But back to Price’s viewpoint.

Price acknowledges that Marcion himself would never have done this — that is, scoured the OT for passages to use as raw material from which to create a narrative about Jesus. Marcion is said to have believed the OT should be understood literally, not allegorically.

Price says that the Marcionites would only have begun writing such OT narratives as a reaction to the efforts of others. Others started doing it first, but Price is not entirely clear on who these others were.

But once the game was started the Marcionites joined in.

Gospel of Mark

Here is where Price brings in the Gospel of Mark. As many have noted, this Gospel

holds what can hardly be called other than a Marcionite view of the buffoonish twelve disciples and a Gnostic view of secret teaching which, despite their privileged position, the twelve simply do not grasp. (p. 114)

Then there’s the Transfiguration which declares the authority of Moses and Elijah — the Law and the Prophets — is at an end now that Christ is here. Then Jesus tells his followers he has come to give his life as a ransom for many (Mark 10:45), but we never learn in the Gospel to whom the ransom was paid. Marcionites knew it was paid to the Creator God. Price adds, “and no non-Marcionite theologian has produced a better candidate.”

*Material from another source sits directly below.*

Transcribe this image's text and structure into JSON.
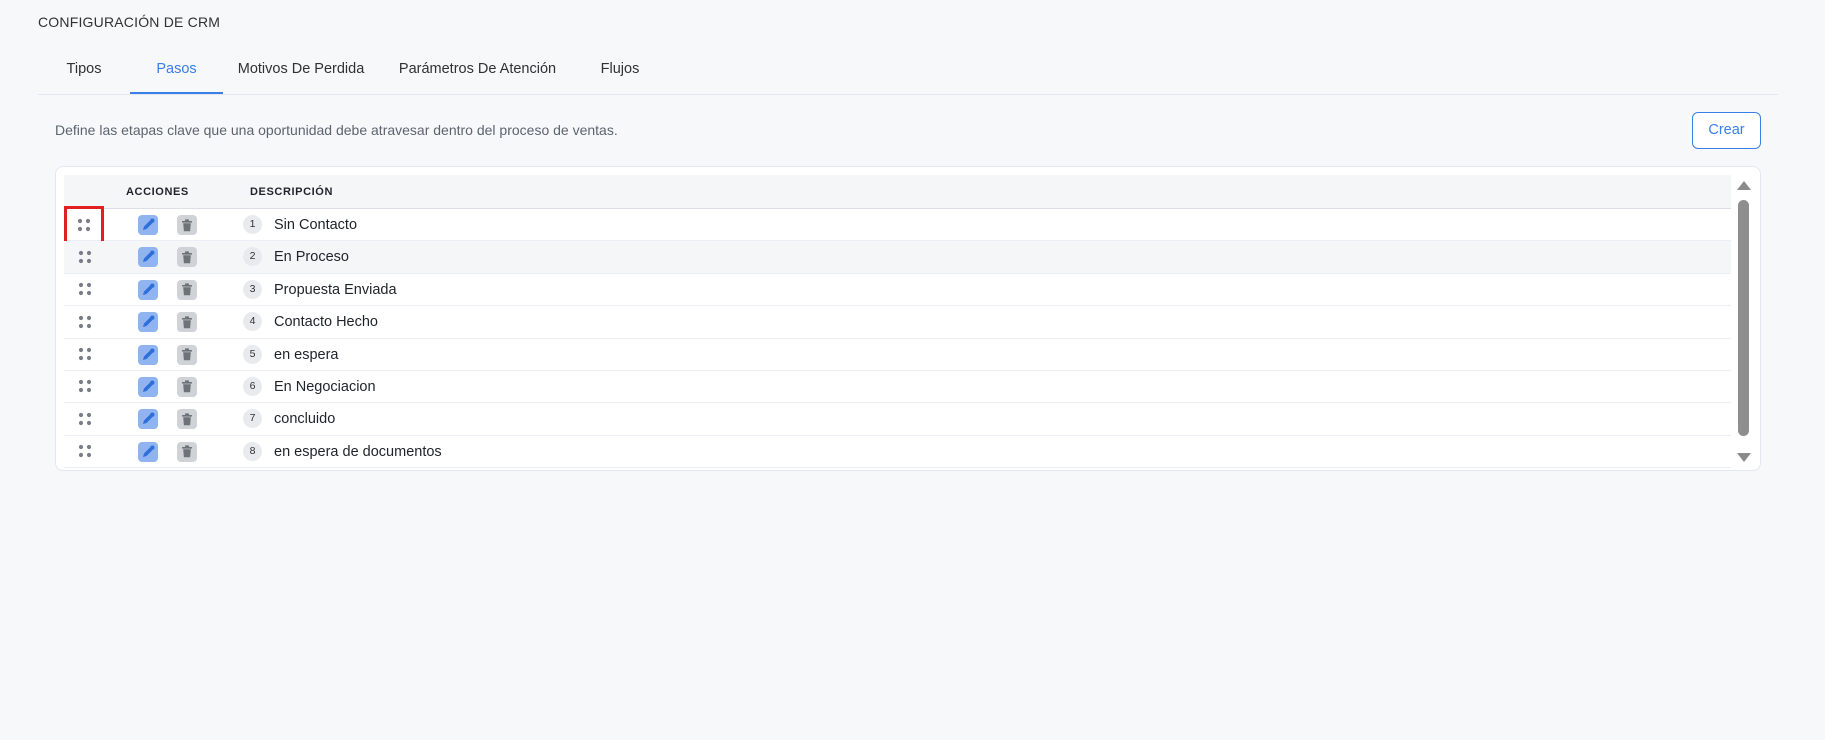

Many have also expressed a passing curiosity over the name of the Gospel as “Mark” and whether this “reflects an awareness of the fundamentally (though not completely) Marcionite character of the book.” (Price, p. 115)

[I]t is quite possible that Mark the secretary of Peter is an unhistorical character, a ‘safe’ version of Marcion to have authored the Gospel, much as Eusebius posited a ‘John the Elder’ as the author of Revelation once he no longer wanted to ascribe that book to John son of Zebedee.

Gospel of John

This Gospel is “heavily Marcionite”, says Price. In this Gospel there is the clear Marcionite two gods concept — the Creator God and the unknown true God revealed only by Jesus:

  • Moses and the Jews know nothing of God
  • Though Deuteronomy says Moses saw God face to face this Gospel denies that flatly and says no man has seen God
  • Jesus’ Father is not the God worshiped by the Jews (8:54-55)
  • All who came to the Jews before Jesus were robbers (presumably including the prophets) (10:8)
  • The Father is unknown to the world (17:25)
  • The Torah/Law had nothing to do with grace and truth (1:17)
  • Jesus raised himself from the dead (10:17-18)

I have many questions I’d love time to explore about the relationship between Mark and John — both are clearly “non-orthodox”. If they were not produced by Marcionites it does appear they originated from those who held to several beliefs that were also prominently Marcionite.

If Price is correct, it would seem that one must conclude that the Gospel of Mark was preceded by other Gospels. I wonder is such a view raises many problems and questions about the nature of Mark that would beg to be addressed.

Q

Price even sees Marcionism in Q where it says (Luke 10:22) that no-one knows the Father but Jesus.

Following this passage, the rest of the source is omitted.